Barangkali apa yang anda lakukan selama ini sebenarnya termasuk diskriminasi tetapi anda sendiri tidak ngeh. Coba anda introspeksi sekarang. Anda lihat kembali ke diri anda dengan cermat. Apakah anda ternyata diskriminatif? Saya juga akan melakukan hal yang sama seperti anda.
Di dunia kerja, primordialisme (kesukuan) sering terjadi. Ini merupakan bentuk diskriminasi. Mentang-mentang anda orang Jawa, kemudian orang Papua yang baru bergabung kemudian anda tolak. Faktor like dan dislike selanjutnya malah yang menjadi landasan untuk membuat penilaian, bukan unsur yang lebih obyektif, contohnya kinerja. Saya yakin anda pasti akan sangat-sangat-sangat sakit hati bila anda dianggap tidak berprestasi hanya gara-gara anda orang Sunda sementara atasan anda dari suku yang berbeda.
Bentuk diskriminasi yang lebih luas lagi misalnya rasisme. Bentuk ini bahkan bukan hanya masalah suku tetapi bisa bisa menyangkut bahasa, warna kulit, agama, dan banyak hal lain. Bagaimana sikap yang akan anda ambil bila ada orang yang menilai anda ini tolol atau kerjanya pasti lambat hanya gara-gara badan anda gendut? Saya tidak menyalahkan anda bila kemudian anda memperkarakannya secara hukum.
Perilaku diskriminatif ini bisa muncul dan dilakukan oleh siapa saja. Lebih-lebih bila dia memiliki sesuatu kelebihan. Hal itu akan lebih memungkinkan terjadi. Misalnya antara atasan dengan bawahan, orang kaya dengan orang miskin, mahasiswa pintar dengan mahasiswa bodoh, wanita cantik dengan yang biasa-biasa saja, cewek langsing dengan yang gembrot. Apalagi selain kebetulan memiliki kelebihan orangnya juga sombong, sok kuasa, dan tengil. Makin menjadi-jadi deh.

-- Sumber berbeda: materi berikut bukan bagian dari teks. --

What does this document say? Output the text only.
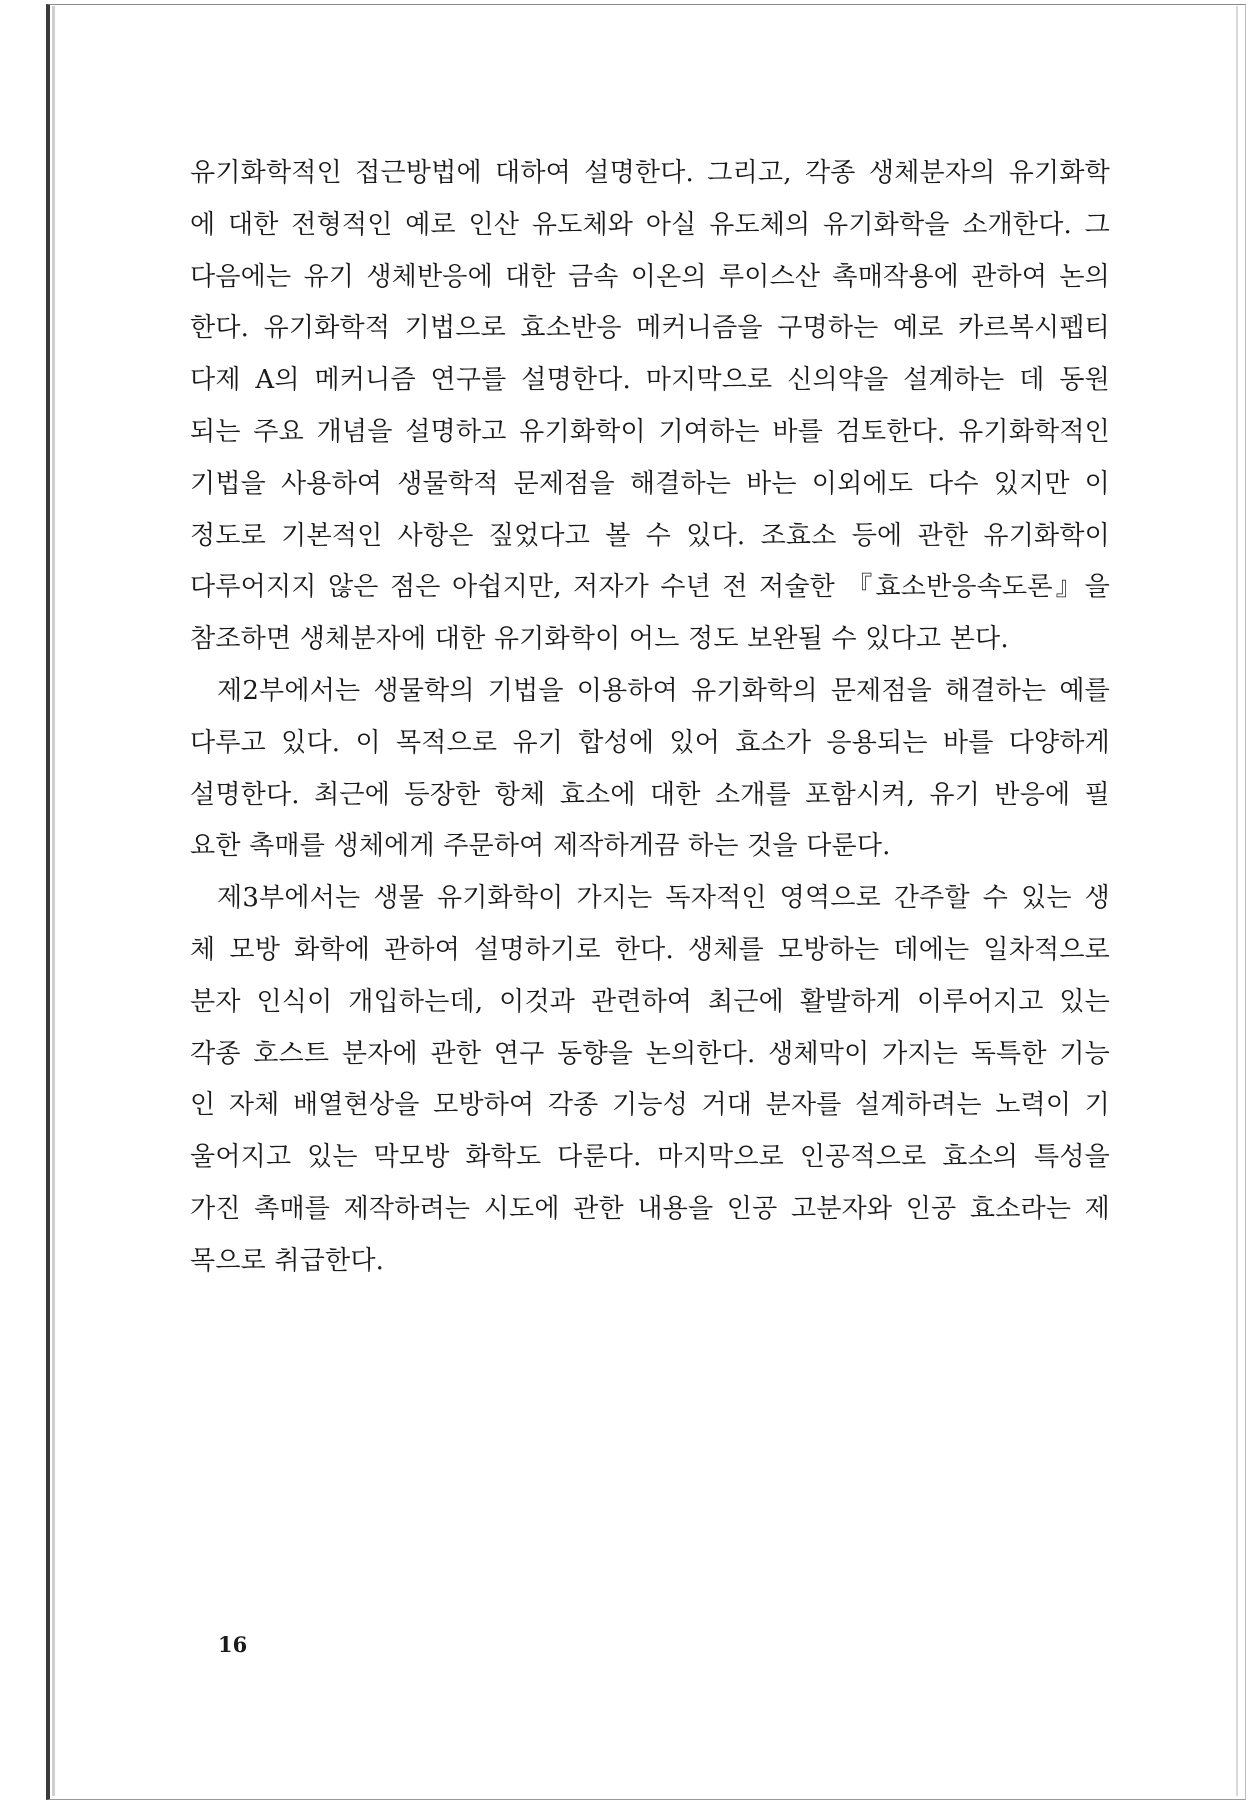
유기화학적인 접근방법에 대하여 설명한다. 그리고, 각종 생체분자의 유기화학
에 대한 전형적인 예로 인산 유도체와 아실 유도체의 유기화학을 소개한다. 그
다음에는 유기 생체반응에 대한 금속 이온의 루이스산 촉매작용에 관하여 논의
한다. 유기화학적 기법으로 효소반응 메커니즘을 구명하는 예로 카르복시펩티
다제 A의 메커니즘 연구를 설명한다. 마지막으로 신의약을 설계하는 데 동원
되는 주요 개념을 설명하고 유기화학이 기여하는 바를 검토한다. 유기화학적인
기법을 사용하여 생물학적 문제점을 해결하는 바는 이외에도 다수 있지만 이
정도로 기본적인 사항은 짚었다고 볼 수 있다. 조효소 등에 관한 유기화학이
다루어지지 않은 점은 아쉽지만, 저자가 수년 전 저술한 『효소반응속도론』을
참조하면 생체분자에 대한 유기화학이 어느 정도 보완될 수 있다고 본다.
제2부에서는 생물학의 기법을 이용하여 유기화학의 문제점을 해결하는 예를
다루고 있다. 이 목적으로 유기 합성에 있어 효소가 응용되는 바를 다양하게
설명한다. 최근에 등장한 항체 효소에 대한 소개를 포함시켜, 유기 반응에 필
요한 촉매를 생체에게 주문하여 제작하게끔 하는 것을 다룬다.
제3부에서는 생물 유기화학이 가지는 독자적인 영역으로 간주할 수 있는 생
체 모방 화학에 관하여 설명하기로 한다. 생체를 모방하는 데에는 일차적으로
분자 인식이 개입하는데, 이것과 관련하여 최근에 활발하게 이루어지고 있는
각종 호스트 분자에 관한 연구 동향을 논의한다. 생체막이 가지는 독특한 기능
인 자체 배열현상을 모방하여 각종 기능성 거대 분자를 설계하려는 노력이 기
울어지고 있는 막모방 화학도 다룬다. 마지막으로 인공적으로 효소의 특성을
가진 촉매를 제작하려는 시도에 관한 내용을 인공 고분자와 인공 효소라는 제
목으로 취급한다.
16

Sudah saatnya saya akhiri tulisan ini. Sebelum itu, saya ingin merekomendasikan sebuah film yang mengisahkan diskriminasi. Sebuah film lama namun saya rasa masih relevan sampai saat ini. Film ini berjudul Mississippi Burning. Salah dua dari pemainnya adalah aktor favorit saya, Gene Hackman dan Willem Dafoe. Pernah nonton film ini? Bagus lho. Kejadiannya memang tidak di sini tetapi film tersebut mengajari penontonnya betapa diskriminasi dapat membuahkan kekejaman-kekejaman.
Baiklah, setelah ini, silakan direnungkan tulisan saya ini sambil menonton Mississippi Burning ditemani sepiring cemilan dan segentong air putih.